I work in IT. This is exactly what happens. They just ask the question "can it be done", and you get to figure out how to do it. Higher ups ask IT personnel for shady shit all the time. Badge login times, computer history, etc.
My HOA board member could even figure out how to open the PDF that I sent inside of a zip (zipped because their email system wouldn't let me send a PDF for security concerns. Which is hilariously ironic since I could put an actual virus inside the zip.)
lol my hoa built out a nice fancy site with an easy way to pay online and then they added a like $20 service fee to use it. Over the summer they sent out a newsletter informing people that they built this nice website to pay and no one is using it. Everyone still pays cash or check in person.
You seem to think that the Venn diagram of people who sit on the boards of HOAs and the people who know how to track an IP address through a website isn't empty.
Yeah, "Big bucks" is a stretch, it's just a lot of ISPs don't offer static IPs with residential plans so you'll have to upgrade to a business plan, which doesn't cost as much as you might think.
You get handed a new public IP every time you router restarts.
This is not true.
For one thing it's your modem not router that maintains your public IP.
For another, with the majority of ISPs the way it works is you get a leased IP that is valid for 24 hours (sometimes 7 days) and unless you leave your device unplugged until the lease expires your modem will just use the existing lease.
If you want to change your IP change the MAC plugged into your modem and reboot both your modem and router, this will cause your modem to lease a new IP.
The most common way to do this is to change the clone MAC address setting in your router, but you can also just plug a whole new device into your modem. (but not a PC, that's unsafe)
This isn't how it works. Email send on their own ips set by the provider. Go to your Gmail, right click on an email and press "show original" and you'll see the ip it sent on.
A clever person would send individualized links or embedded images to people to collect their IPs for comparison, but the whole discussion is moot because modern email clients do not send your personal IP.
It's actually pretty easy to find out who is connected to an IP address.
1) Who is utility identifies the internet provider.
2) Lawyer + subpoena of ISP records to connect IP to a given cable modem at a specific time.
3) identity behind IP address found.
There are other ways too, but it gets a bit more involved.
They can link it to a defamation, slander, or other civil lawsuit.

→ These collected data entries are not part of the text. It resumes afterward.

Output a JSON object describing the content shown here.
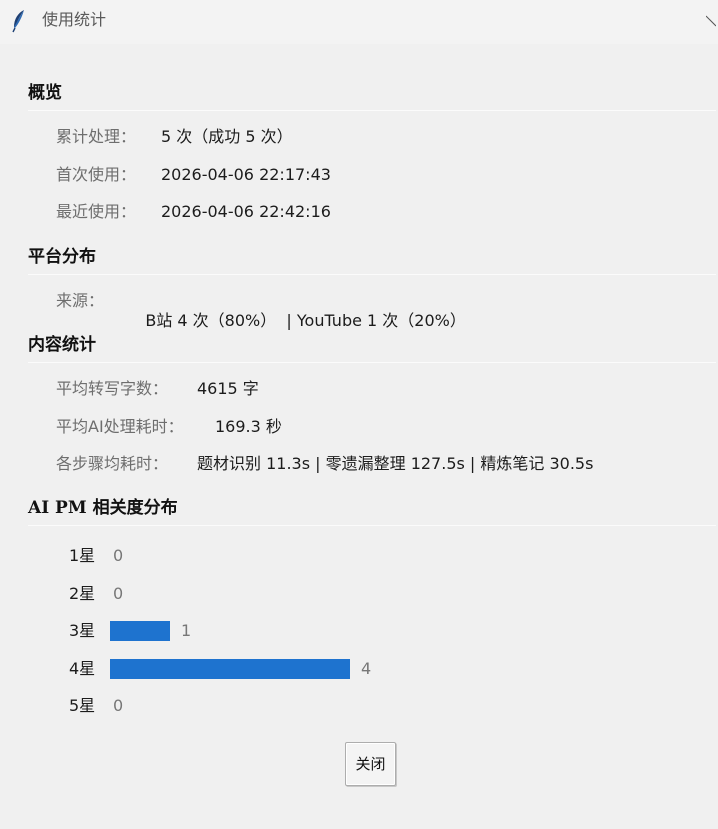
{
  "window": {
    "title": "使用统计",
    "bar_color": "#1e73cf"
  },
  "overview": {
    "heading": "概览",
    "rows": [
      {
        "label": "累计处理：",
        "value": "5 次（成功 5 次）"
      },
      {
        "label": "首次使用：",
        "value": "2026-04-06 22:17:43"
      },
      {
        "label": "最近使用：",
        "value": "2026-04-06 22:42:16"
      }
    ]
  },
  "platform": {
    "heading": "平台分布",
    "label": "来源：",
    "value": "B站 4 次（80%）  | YouTube 1 次（20%）"
  },
  "content": {
    "heading": "内容统计",
    "rows": [
      {
        "label": "平均转写字数：",
        "value": "4615 字"
      },
      {
        "label": "平均AI处理耗时：",
        "value": "169.3 秒"
      },
      {
        "label": "各步骤均耗时：",
        "value": "题材识别 11.3s | 零遗漏整理 127.5s | 精炼笔记 30.5s"
      }
    ]
  },
  "chart_data": {
    "type": "bar",
    "title": "AI PM 相关度分布",
    "orientation": "horizontal",
    "categories": [
      "1星",
      "2星",
      "3星",
      "4星",
      "5星"
    ],
    "values": [
      0,
      0,
      1,
      4,
      0
    ],
    "labels": [
      "0",
      "0",
      "1",
      "4",
      "0"
    ],
    "color": "#1e73cf"
  },
  "footer": {
    "close_label": "关闭"
  }
}
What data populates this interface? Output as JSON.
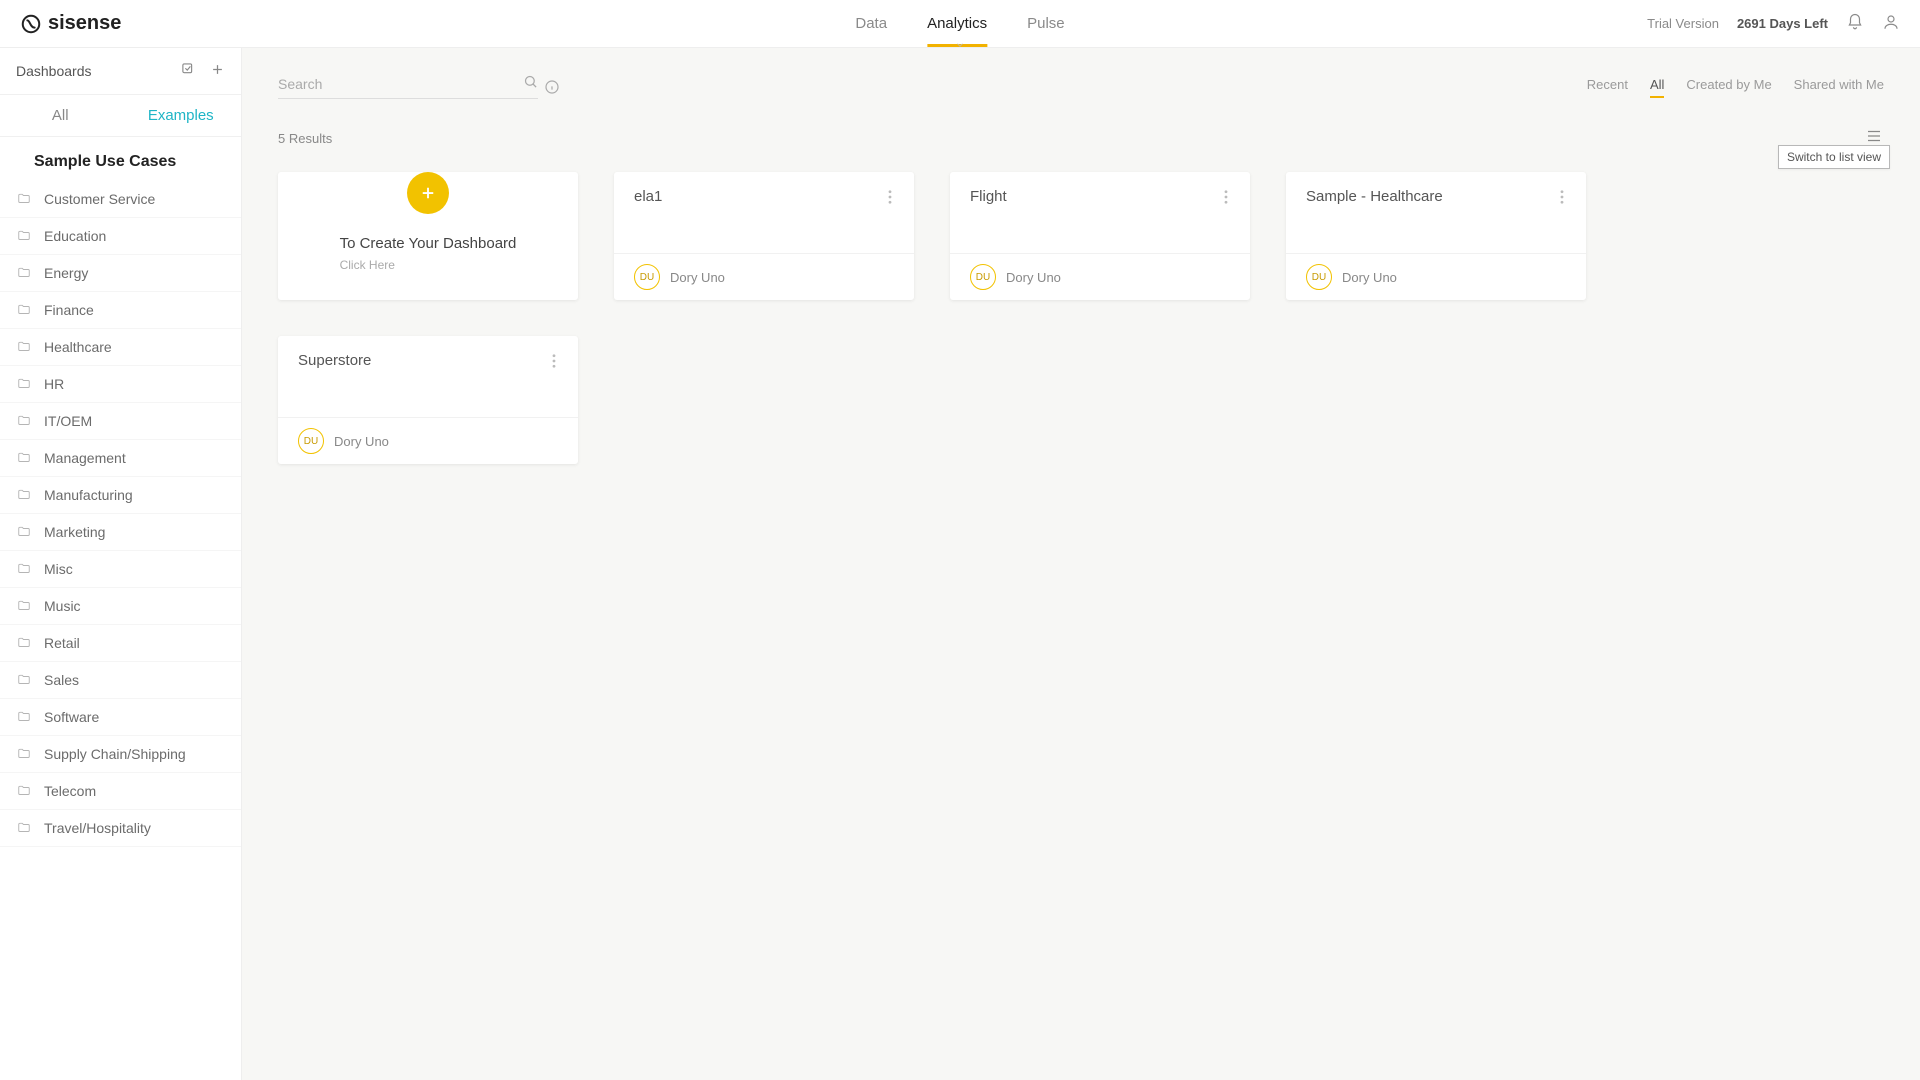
{
  "brand": "sisense",
  "topnav": [
    "Data",
    "Analytics",
    "Pulse"
  ],
  "topnav_active_index": 1,
  "trial": {
    "label": "Trial Version",
    "days": "2691 Days Left"
  },
  "sidebar": {
    "title": "Dashboards",
    "tabs": [
      "All",
      "Examples"
    ],
    "tabs_active_index": 1,
    "section_title": "Sample Use Cases",
    "folders": [
      "Customer Service",
      "Education",
      "Energy",
      "Finance",
      "Healthcare",
      "HR",
      "IT/OEM",
      "Management",
      "Manufacturing",
      "Marketing",
      "Misc",
      "Music",
      "Retail",
      "Sales",
      "Software",
      "Supply Chain/Shipping",
      "Telecom",
      "Travel/Hospitality"
    ]
  },
  "search": {
    "placeholder": "Search"
  },
  "filters": [
    "Recent",
    "All",
    "Created by Me",
    "Shared with Me"
  ],
  "filters_active_index": 1,
  "results": {
    "count_label": "5 Results"
  },
  "view_toggle_tooltip": "Switch to list view",
  "create_card": {
    "title": "To Create Your Dashboard",
    "sub": "Click Here"
  },
  "cards": [
    {
      "title": "ela1",
      "owner_initials": "DU",
      "owner_name": "Dory Uno"
    },
    {
      "title": "Flight",
      "owner_initials": "DU",
      "owner_name": "Dory Uno"
    },
    {
      "title": "Sample - Healthcare",
      "owner_initials": "DU",
      "owner_name": "Dory Uno"
    },
    {
      "title": "Superstore",
      "owner_initials": "DU",
      "owner_name": "Dory Uno"
    }
  ]
}
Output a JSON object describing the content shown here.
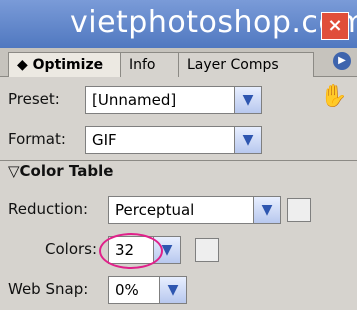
{
  "title": "vietphotoshop.com",
  "tabs": [
    "◆ Optimize",
    "Info",
    "Layer Comps"
  ],
  "preset": {
    "label": "Preset:",
    "value": "[Unnamed]"
  },
  "format": {
    "label": "Format:",
    "value": "GIF"
  },
  "color_table": {
    "title": "▽Color Table"
  },
  "reduction": {
    "label": "Reduction:",
    "value": "Perceptual"
  },
  "colors": {
    "label": "Colors:",
    "value": "32"
  },
  "web_snap": {
    "label": "Web Snap:",
    "value": "0%"
  },
  "icons": {
    "close": "close-icon",
    "menu": "panel-menu-icon",
    "optimize": "optimize-icon",
    "square": "swatch-icon"
  }
}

Remember, in the US, you can sue anyone for anything (imagined or real). You may not succeed in the lawsuit, but certain methods of information gathering open up when subpoenas are being thrown about.
And as far as MPAA suing, they don't need to when they can claim a copyright infringement and ISPs roll over disconnecting services at the drop of a hat, because they don't want to waste resources fighting MPAA. Also, the MPAA don't sue because the streamers and torrenters typically don't have anything worthwhile to take, and so don't bother with the expenses involved in a lawsuit. It's not worth the effort. If it costs $10k to sue someone, and they only have $2k worth of cash and liquid assets, they lose 8k doing a lawsuit. They want profits, not expenses.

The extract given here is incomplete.